Un buco nel muro di Paolo Marco Durante

Finalmente Giulio Mondevàl tornava a casa, al paesello.
Dopo cinquantasette anni, una vita. Una fitta trama di rughe intorno agli occhi azzurri che guardavano lontano, oltre il mare di nubi che si scorgeva dal finestrino dell’aereo.
Ancora poche ore e sarebbe arrivato a casa, quella vera.
Ne risentiva l’odore nel naso. L’aveva sentito per tutti quegli anni, mai dimenticato. Da quando era partito, appena compiuti i sedici, sul piroscafo che lo avrebbe portato lontano, laggiù, nell’America del Sud.
Era stato il suo sogno fin da bambino.
Il suo gioco preferito era prendere un canovaccio, riempirlo dei suoi tesori – due biglie di vetro, un temperino con il manico di madreperla, la fionda, un pezzo di pane e salame e il suo unico, meraviglioso giocattolo, un soldatino splendente nella sua uniforme da ussaro – quindi legarne assieme i quattro capi e infilarlo in punta a un lungo bastone che si poggiava in spalla e via, per le stradine del paese con quel fagotto, dopo aver detto a sua madre che sarebbe andato in un posto lontano chiamato Patagonia.
“Ciao mamma” le diceva “un giorno ci rivedremo!” e partiva.
Usciva dalla vecchia casa e se ne andava in giro, anche nella stagione inclemente, per le viuzze strette e diacce sognando foreste, giungle, deserti, savane, montagne, altre montagne, incredibilmente più alte di quelle aspre e sassose che circondavano il paesello sommerso dalla neve d’inverno, trafitto dall’ululato dei lupi nelle notti gelide, arso d’estate, incorniciato dall’oro dei campi di grano, sonoro del canto ritmato delle quaglie nelle albe di giugno.
Gli stava stretto il paesello, al giovane Mondevàl, perciò un bel giorno partì davvero. Ma non era ancora neppure troppo lontano che già l’odore di legna e del fuoco acceso gli bucavano il naso e il canto delle quaglie e l’ululato dei lupi gli martellavano le orecchie e il cuore.
Un giorno ci rivedremo, si dice sempre così ma poi, si sa, le cose vanno come devono andare.
Arrivò laggiù. Sempre più giù cercando ciò che non conosceva, quello che forse non c’era neppure là. Attraversò foreste, giungle, deserti, valicò catene di monti, arrivò in Patagonia.
Nel frattempo, sua madre morì, ma lui lo seppe soltanto dopo un anno.
Un giorno ci rivedremo. Così vanno le cose in questo mondo.

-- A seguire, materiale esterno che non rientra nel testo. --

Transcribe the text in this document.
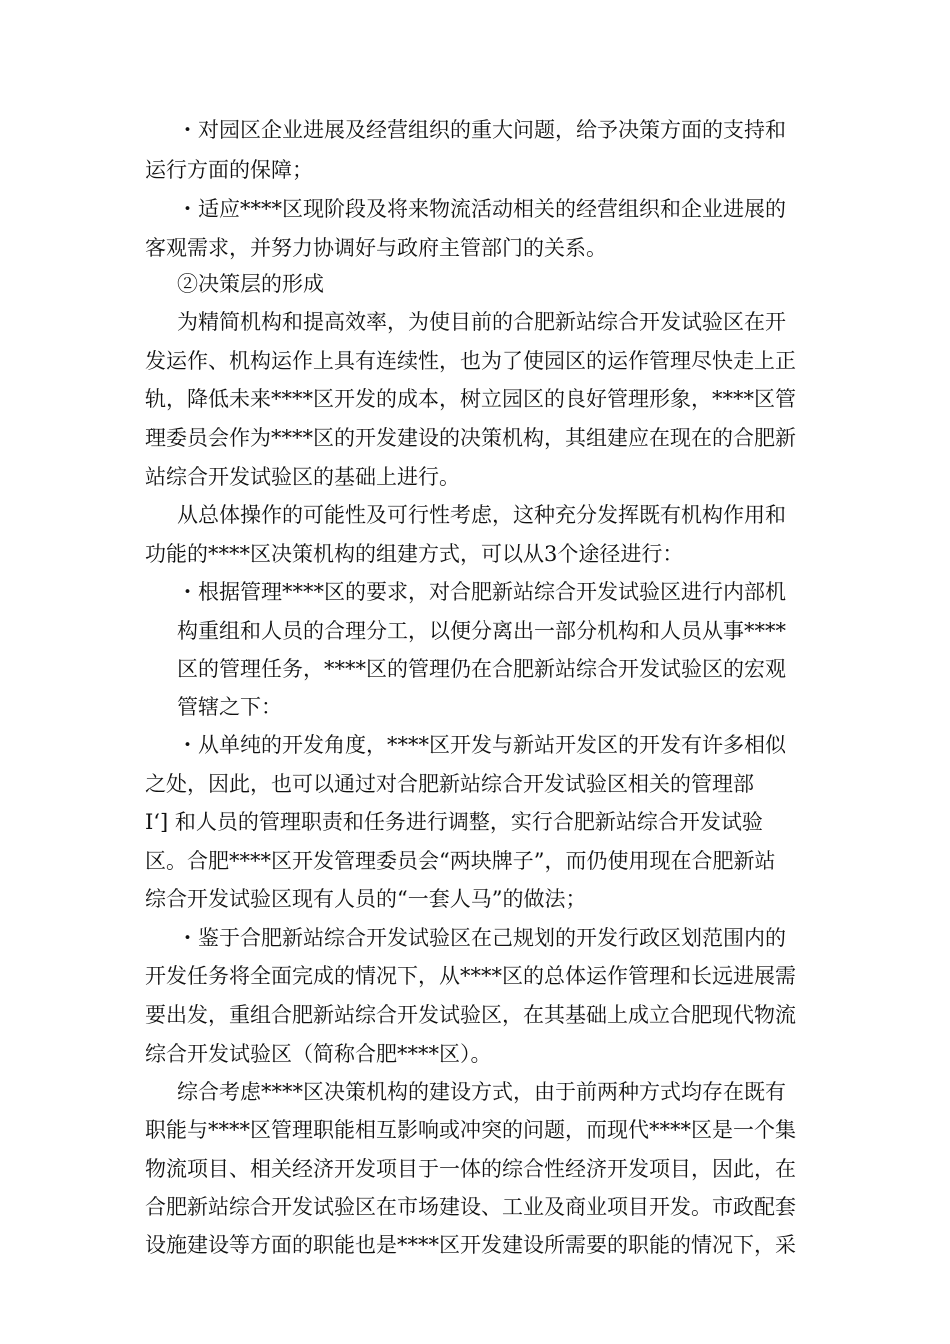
・对园区企业进展及经营组织的重大问题，给予决策方面的支持和
运行方面的保障；
・适应****区现阶段及将来物流活动相关的经营组织和企业进展的
客观需求，并努力协调好与政府主管部门的关系。
②决策层的形成
为精简机构和提高效率，为使目前的合肥新站综合开发试验区在开
发运作、机构运作上具有连续性，也为了使园区的运作管理尽快走上正
轨，降低未来****区开发的成本，树立园区的良好管理形象，****区管
理委员会作为****区的开发建设的决策机构，其组建应在现在的合肥新
站综合开发试验区的基础上进行。
从总体操作的可能性及可行性考虑，这种充分发挥既有机构作用和
功能的****区决策机构的组建方式，可以从3个途径进行：
・根据管理****区的要求，对合肥新站综合开发试验区进行内部机
构重组和人员的合理分工，以便分离出一部分机构和人员从事****
区的管理任务，****区的管理仍在合肥新站综合开发试验区的宏观
管辖之下：
・从单纯的开发角度，****区开发与新站开发区的开发有许多相似
之处，因此，也可以通过对合肥新站综合开发试验区相关的管理部
I‘] 和人员的管理职责和任务进行调整，实行合肥新站综合开发试验
区。合肥****区开发管理委员会“两块牌子”，而仍使用现在合肥新站
综合开发试验区现有人员的“一套人马”的做法；
・鉴于合肥新站综合开发试验区在己规划的开发行政区划范围内的
开发任务将全面完成的情况下，从****区的总体运作管理和长远进展需
要出发，重组合肥新站综合开发试验区，在其基础上成立合肥现代物流
综合开发试验区（简称合肥****区）。
综合考虑****区决策机构的建设方式，由于前两种方式均存在既有
职能与****区管理职能相互影响或冲突的问题，而现代****区是一个集
物流项目、相关经济开发项目于一体的综合性经济开发项目，因此，在
合肥新站综合开发试验区在市场建设、工业及商业项目开发。市政配套
设施建设等方面的职能也是****区开发建设所需要的职能的情况下，采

Intanto si era fatto uomo, Giulio Mondevàl, forte, alto, roccioso. Esplorò giungle, scalò montagne, cacciò il coguaro, cercò l’oro setacciando i fiumi. Lavorò sodo: costruì una fattoria, allevò il bestiame, divenne ricco, molto ricco. Viaggiò per tutta l’America, visitò città moderne che volevano toccare il cielo, si aggirò fra grandiose rovine, vestigia di un popolo di giganti arroccate su picchi impervi, irraggiungibili. Incontrò uomini, lottò e uccise. Conobbe donne, ebbe amore.
Eppure, ogni tanto, quell’odore di legna, di minestra calda e di casa lo aspettava al varco. Quei suoni, le quaglie, il lupo, l’ascia che spezza i ciocchi gli tendevano agguati quando lui, meschino, non se lo aspettava.
Fuggivano gli anni, veloci come solo loro sono capaci. Se ne approfittano, mentre noi siamo distratti e, illudendoci di essere eterni, ci affanniamo, presi, persi appresso alle cose, a sogni impossibili, a desideri esagerati, lottando, sopraffacendoci, inseguendo la ricchezza che non avremo mai il tempo di godere. Mondevàl correva appresso a tutto questo. Correva.
La sera tornava nei suoi possedimenti. Una grande e lussuosa hacienda piena di servitù e di ricchezze. In mezzo a quelle lande desolate tutto era confortevole intorno a lui, il cibo era tanto, il cuoco esperto, la tavola lussuosa, i salotti ricchi di preziosi mobili, di grandi quadri. Nella fuciliera armi bellissime dalle canne finemente damascate, nelle scuderie stupendi cavalli purosangue. Ma non gli sembrava mai abbastanza. Pareva sempre che mancasse qualcosa.
Dopo cena Mondevàl si sdraiava su un’amaca, nella grande veranda, e guardava quello spazio illimitato che gli si stendeva davanti. Vedeva anche un pezzo di cielo. Immenso anche quello.
Spirava un vento forte, teso, continuo, che spezzava i più deboli, che faceva impazzire i più fragili.
Si sentiva inquieto, Mondevàl, si toccava il volto bruciato dal sole e dal vento, rugoso, avvizzito. Allora si alzava di scatto, si faceva sellare il destriero più veloce e via, al galoppo sfrenato verso il villaggio più vicino ad affogare quell’angoscia prima al saloon e poi al bordello. Tornava a casa la mattina dopo, deluso, disfatto e se ne andava subito in ufficio a discutere di affari col soprastante.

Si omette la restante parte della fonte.